🇹🇲 Turkmenistan
Ashgabat
Ashgabat (Aşgabat — "City of Love" in Turkmen, population 1.1 million — the capital of Turkmenistan and one of the most extraordinary cities in the world) is simultaneously one of the most expensive cities to visit (the requirement for foreign tourists to hire a mandatory government guide for all activities makes independent travel effectively impossible) and one of the most visually spectacular: the city that Saparmurat Niyazov ("Turkmenbashi" — "Father of all Turkmen") and his successor Gurbanguly Berdimuhamedow rebuilt from scratch after the 1948 earthquake (the Ashgabat earthquake of October 6, 1948 — magnitude 7.3, killing between 10,000 and 176,000 people (the death toll was classified as a state secret under Stalin and has never been definitively established): the earthquake destroyed virtually the entire city) as a showcase of Turkmen national identity.

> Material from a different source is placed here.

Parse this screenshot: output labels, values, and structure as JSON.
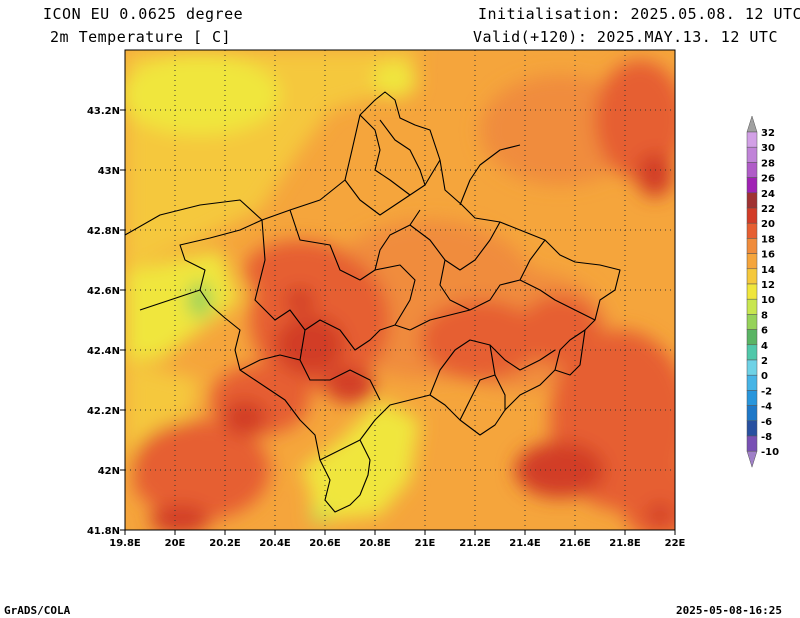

The result is the most unusual capital city in the world: an entire city rebuilt in brilliant white marble (the Guinness World Record for the "highest density of white marble-clad buildings in the world" — awarded to Ashgabat in 2013), dominated by golden statues (including the rotating golden statue of Turkmenbashi that tracked the sun by revolving to always face the sun, until it was removed in 2010), enormous monuments (the Neutrality Arch — the 75m tripod arch topped by a gold statue of Turkmenbashi that rotated to face the sun), and the most elaborate national symbols: the 8-pointed star (the Rub el Hizb — the symbol of the Seljuk Turkic heritage visible on every building), the horse (the Akhal-Teke — the most ancient and most beautiful breed of horse in the world: the golden-coated Turkmen horse with the metallic sheen that is the primary national symbol of Turkmenistan), the dog (the Alabay — the Central Asian shepherd dog: the second most important Turkmen national animal), and natural gas (the Darvaza Gas Crater (the "Door to Hell" — the burning gas crater in the Karakum desert 260km north of Ashgabat that has been burning continuously since a Soviet drilling accident in 1971)).